I had thought Wine was installed by default in Ubuntu but found I was incorrect. Downloading and installing it was quick and painless, thanks to Applications->Add/Remove.

Now for some Windows applications to try it out on.

I recently read about Lunascape, "the world's first and only triple engine browser," which uses the rendering engines underlying Internet Explorer (Trident), Firefox (Gecko), and Safari and Chrome (WebKit); Opera's Presto was not included, nor were a handful of other lesser-known engines. Intriguing, eh?

I downloaded and ran the set-up .exe file with no problem by right-clicking and selecting "Open with 'Wine Windows Program Loader'," but unfortunately several attempts to run it resulted in at best a browser window that darkened after about 10 seconds, after which a warning box opened notifying me that the application was not responding; and at worst, nothing. Further attempts to uninstall and reinstall didn't help and it's unclear how I can remove Lunascape from my Wine programs menu (except possibly by un- and reinstalling Wine itself?) but a bit of research turned up instructions here to remove it entirely after uninstalling it from the Wine menu. I had to use ls to get the official name of the Lunascape folder and rm -r to get rid of it, but I'm getting better at that than I was.

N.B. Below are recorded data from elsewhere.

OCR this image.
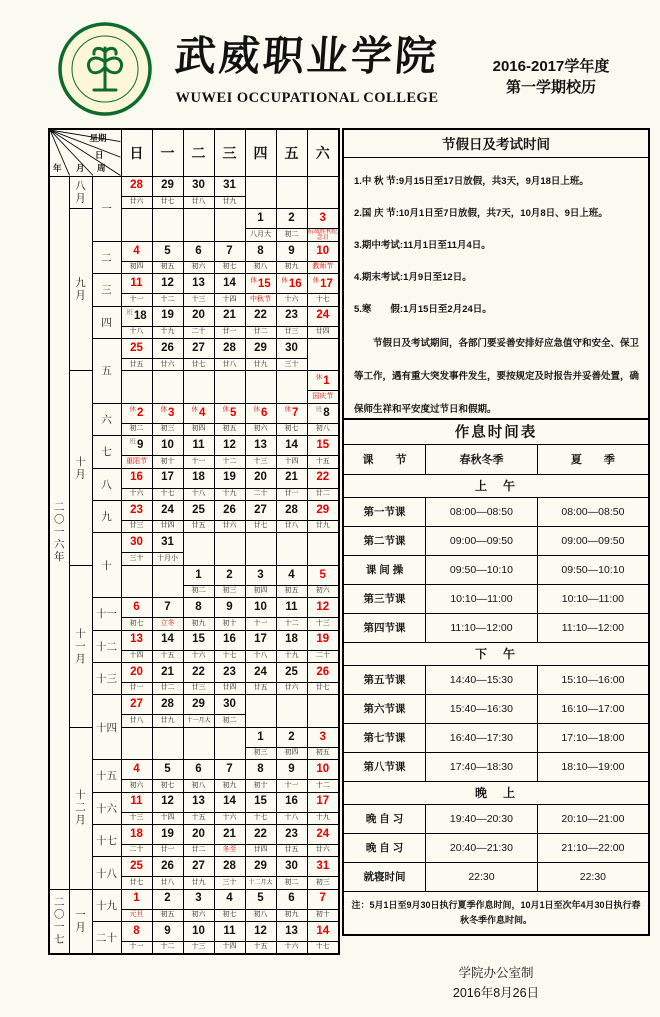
武威职业学院
WUWEI OCCUPATIONAL COLLEGE
2016-2017学年度
第一学期校历
星期
日
年 月 周			日	一	二	三	四	五	六
二〇一六年	八月	一	28	29	30	31			
			廿六	廿七	廿八	廿九			
	九月						1	2	3
							八月大	初二	抗战胜利纪念日
		二	4	5	6	7	8	9	10
			初四	初五	初六	初七	初八	初九	教师节
		三	11	12	13	14	$^休$15	$^休$16	$^休$17
			十一	十二	十三	十四	中秋节	十六	十七
		四	$^班$18	19	20	21	22	23	24
			十八	十九	二十	廿一	廿二	廿三	廿四
		五	25	26	27	28	29	30	
			廿五	廿六	廿七	廿八	廿九	三十	
	十月								$^休$1
									国庆节
		六	$^休$2	$^休$3	$^休$4	$^休$5	$^休$6	$^休$7	$^班$8
			初二	初三	初四	初五	初六	初七	初八
		七	$^班$9	10	11	12	13	14	15
			重阳节	初十	十一	十二	十三	十四	十五
		八	16	17	18	19	20	21	22
			十六	十七	十八	十九	二十	廿一	廿二
		九	23	24	25	26	27	28	29
			廿三	廿四	廿五	廿六	廿七	廿八	廿九
		十	30	31					
			三十	十月小					
	十一月				1	2	3	4	5
					初二	初三	初四	初五	初六
		十一	6	7	8	9	10	11	12
			初七	立冬	初九	初十	十一	十二	十三
		十二	13	14	15	16	17	18	19
			十四	十五	十六	十七	十八	十九	二十
		十三	20	21	22	23	24	25	26
			廿一	廿二	廿三	廿四	廿五	廿六	廿七
		十四	27	28	29	30			
			廿八	廿九	十一月大	初二			
	十二月						1	2	3
							初三	初四	初五
		十五	4	5	6	7	8	9	10
			初六	初七	初八	初九	初十	十一	十二
		十六	11	12	13	14	15	16	17
			十三	十四	十五	十六	十七	十八	十九
		十七	18	19	20	21	22	23	24
			二十	廿一	廿二	冬至	廿四	廿五	廿六
		十八	25	26	27	28	29	30	31
			廿七	廿八	廿九	三十	十二月大	初二	初三
二〇一七	一月	十九	1	2	3	4	5	6	7
			元旦	初五	初六	初七	初八	初九	初十
		二十	8	9	10	11	12	13	14
			十一	十二	十三	十四	十五	十六	十七
节假日及考试时间
1.中 秋 节:9月15日至17日放假，共3天，9月18日上班。
2.国 庆 节:10月1日至7日放假，共7天，10月8日、9日上班。
3.期中考试:11月1日至11月4日。
4.期末考试:1月9日至12日。
5.寒　　假:1月15日至2月24日。

节假日及考试期间，各部门要妥善安排好应急值守和安全、保卫等工作，遇有重大突发事件发生，要按规定及时报告并妥善处置，确保师生祥和平安度过节日和假期。

作息时间表		
课　　节	春秋冬季	夏　　季
上　午		
第一节课	08:00—08:50	08:00—08:50
第二节课	09:00—09:50	09:00—09:50
课 间 操	09:50—10:10	09:50—10:10
第三节课	10:10—11:00	10:10—11:00
第四节课	11:10—12:00	11:10—12:00
下　午		
第五节课	14:40—15:30	15:10—16:00
第六节课	15:40—16:30	16:10—17:00
第七节课	16:40—17:30	17:10—18:00
第八节课	17:40—18:30	18:10—19:00
晚　上		
晚 自 习	19:40—20:30	20:10—21:00
晚 自 习	20:40—21:30	21:10—22:00
就寝时间	22:30	22:30
注：5月1日至9月30日执行夏季作息时间，10月1日至次年4月30日执行春秋冬季作息时间。		
学院办公室制
2016年8月26日
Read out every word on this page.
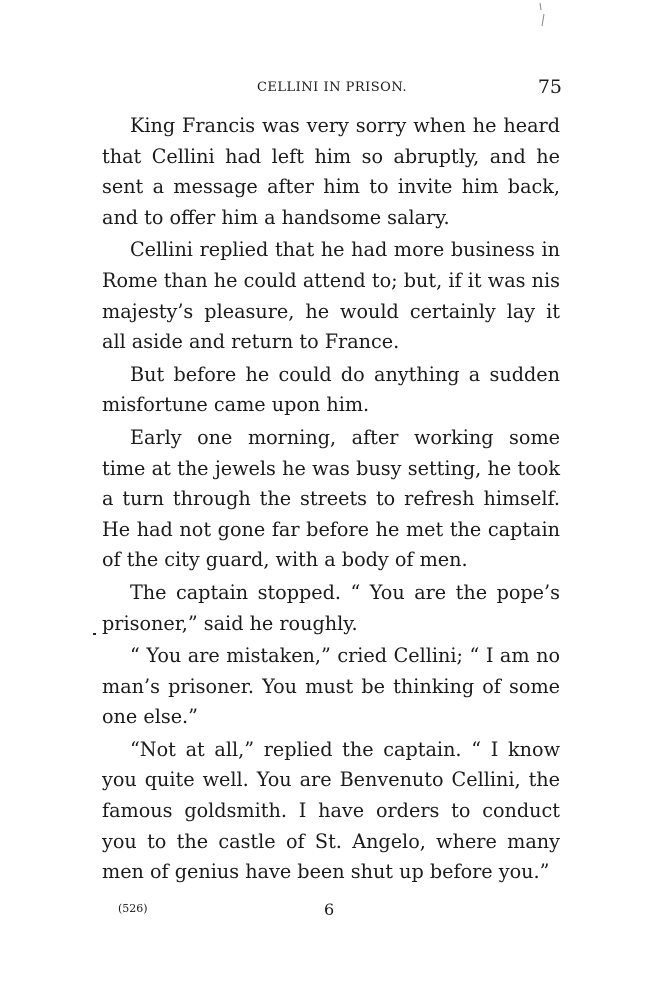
CELLINI IN PRISON.	75

King Francis was very sorry when he heard that Cellini had left him so abruptly, and he sent a message after him to invite him back, and to offer him a handsome salary.

Cellini replied that he had more business in Rome than he could attend to; but, if it was nis majesty’s pleasure, he would certainly lay it all aside and return to France.

But before he could do anything a sudden misfortune came upon him.

Early one morning, after working some time at the jewels he was busy setting, he took a turn through the streets to refresh himself. He had not gone far before he met the captain of the city guard, with a body of men.

The captain stopped. “ You are the pope’s prisoner,” said he roughly.

“ You are mistaken,” cried Cellini; “ I am no man’s prisoner. You must be thinking of some one else.”

“Not at all,” replied the captain. “ I know you quite well. You are Benvenuto Cellini, the famous goldsmith. I have orders to conduct you to the castle of St. Angelo, where many men of genius have been shut up before you.”

(526)	6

Internet Explorer was more of a mixed bag. By following these instructions I was able to get IE 6 installed and running, but neither the XP nor Vista versions of IE 8, downloaded directly from Microsoft, would open with Wine. The interesting thing about the IE 6 installation is that it requires using the command line to start it: /home/john/bin/ie6, although reinstalling ies4linux created a desktop shortcut to it. I think I'll get rid of the shortcut and just try to remember ~/bin/ie6. That shouldn't be too hard, should it?

At some point when I feel very brave I might try VirtualBox with some of these Windows apps.